Longtemps je me suis demandé qui avait choisi les livres que je retrouvais sur les rayons. Certains étaient si vieux qu’ils croupissaient sans doute là depuis des dizaines d’années. Et qui sait, j’étais peut-être le premier depuis des temps immémoriaux à m’y intéresser. C’était plus fort que moi, j’aimais les livres même, et peut-être surtout, lorsqu’ils étaient devenus depuis longtemps anachroniques. La carte d’emprunt glissée dans la pochette beige engluée à la deuxième de couverture révélait parfois un long, très long état de solitude. Je croyais être marginal, à l’époque — comme tout adolescent qui se respecte, sans doute — et je m’identifiais sans réserve à ces vieilles choses déphasées, oubliées, hors du monde. Même si elles m’exposaient des faits qui ne s’avéraient plus. Même si les taches et les plis encombraient leurs pages — et le fil de mes lectures.

Depuis le feu aux poudres

Il y a près de deux ans, un homme dont on n’entend heureusement plus guère parler — l’univers est ainsi fait que même les pires aberrations en viennent à se corriger, c’est une question d’équilibre — mettait le feu aux poudres, que dis-je, allumait un bruyant pétard mitraillette en affirmant que les écoles pouvaient bien couper leur budget d’achat de livres… « Il n’y a pas un enfant qui va mourir de ça et qui va s’empêcher de lire, parce qu’il existe déjà des livres [dans les bibliothèques] », avait-il énoncé.
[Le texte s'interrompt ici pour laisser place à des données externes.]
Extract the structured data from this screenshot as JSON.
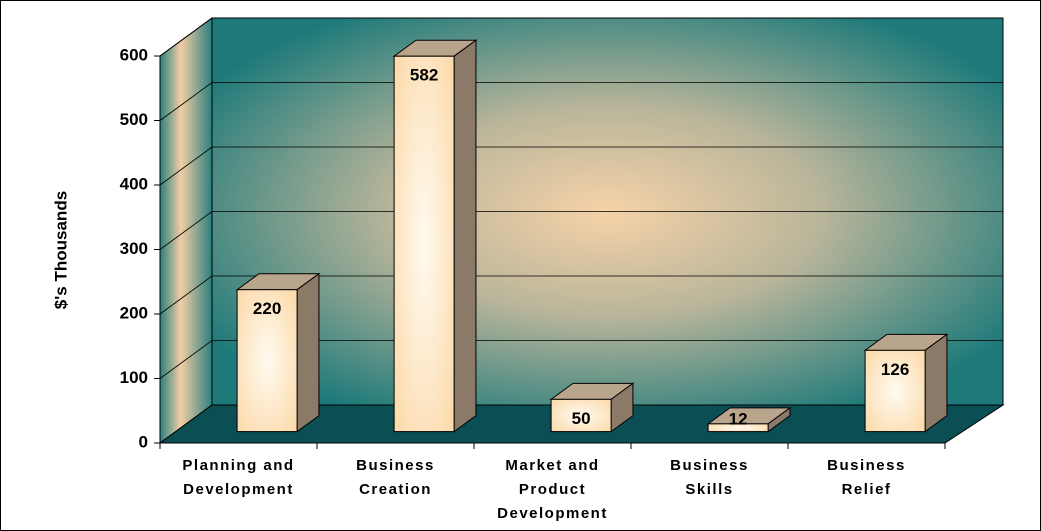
{
  "chart_data": {
    "type": "bar3d",
    "y_label": "$'s Thousands",
    "categories": [
      [
        "Planning and",
        "Development"
      ],
      [
        "Business",
        "Creation"
      ],
      [
        "Market and",
        "Product",
        "Development"
      ],
      [
        "Business",
        "Skills"
      ],
      [
        "Business",
        "Relief"
      ]
    ],
    "values": [
      220,
      582,
      50,
      12,
      126
    ],
    "color": "#fcd9a8",
    "ylim": [
      0,
      600
    ],
    "yticks": [
      0,
      100,
      200,
      300,
      400,
      500,
      600
    ],
    "grid": true
  }
}
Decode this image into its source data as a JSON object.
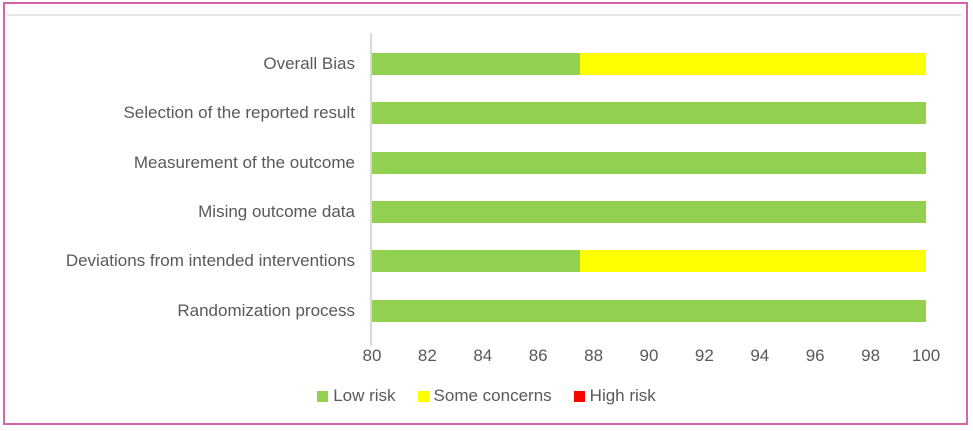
{
  "figure": {
    "background": "#ffffff",
    "outer_border_color": "#d964ae",
    "inner_top_line_color": "#e7e7e7"
  },
  "chart_data": {
    "type": "bar",
    "orientation": "horizontal",
    "stacked": true,
    "title": "",
    "xlabel": "",
    "ylabel": "",
    "grid": false,
    "legend_position": "bottom",
    "xlim": [
      80,
      100
    ],
    "xticks": [
      80,
      82,
      84,
      86,
      88,
      90,
      92,
      94,
      96,
      98,
      100
    ],
    "categories_top_to_bottom": [
      "Overall Bias",
      "Selection of the reported result",
      "Measurement of the outcome",
      "Mising outcome data",
      "Deviations from intended interventions",
      "Randomization process"
    ],
    "series": [
      {
        "name": "Low risk",
        "color": "#92d050",
        "values": [
          87.5,
          100,
          100,
          100,
          87.5,
          100
        ]
      },
      {
        "name": "Some concerns",
        "color": "#ffff00",
        "values": [
          12.5,
          0,
          0,
          0,
          12.5,
          0
        ]
      },
      {
        "name": "High risk",
        "color": "#ff0000",
        "values": [
          0,
          0,
          0,
          0,
          0,
          0
        ]
      }
    ],
    "axis_line_color": "#d9d9d9",
    "text_color": "#595959"
  }
}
Tandis que le nom et les frasques d’Yves Bolduc reviennent vous hanter (mille excuses, milady), je déballe enfin : j’ai rejoint récemment Katherine Fafard, directrice générale de l’Association des libraires du Québec (ALQ) pour avoir une idée de la situation du livre québécois dans les bibliothèques scolaires. Les effusions médiatiques autour des jambettes langagières de Bolduc, et toutes les répercussions qu’ont eu (au choix : son mépris/sa méprise) m’avaient laissé mijoter dans ce sentiment que les bibliothèques scolaires avaient peu ou pas de comptes à rendre, et que la situation dans certaines écoles était particulièrement préoccupante.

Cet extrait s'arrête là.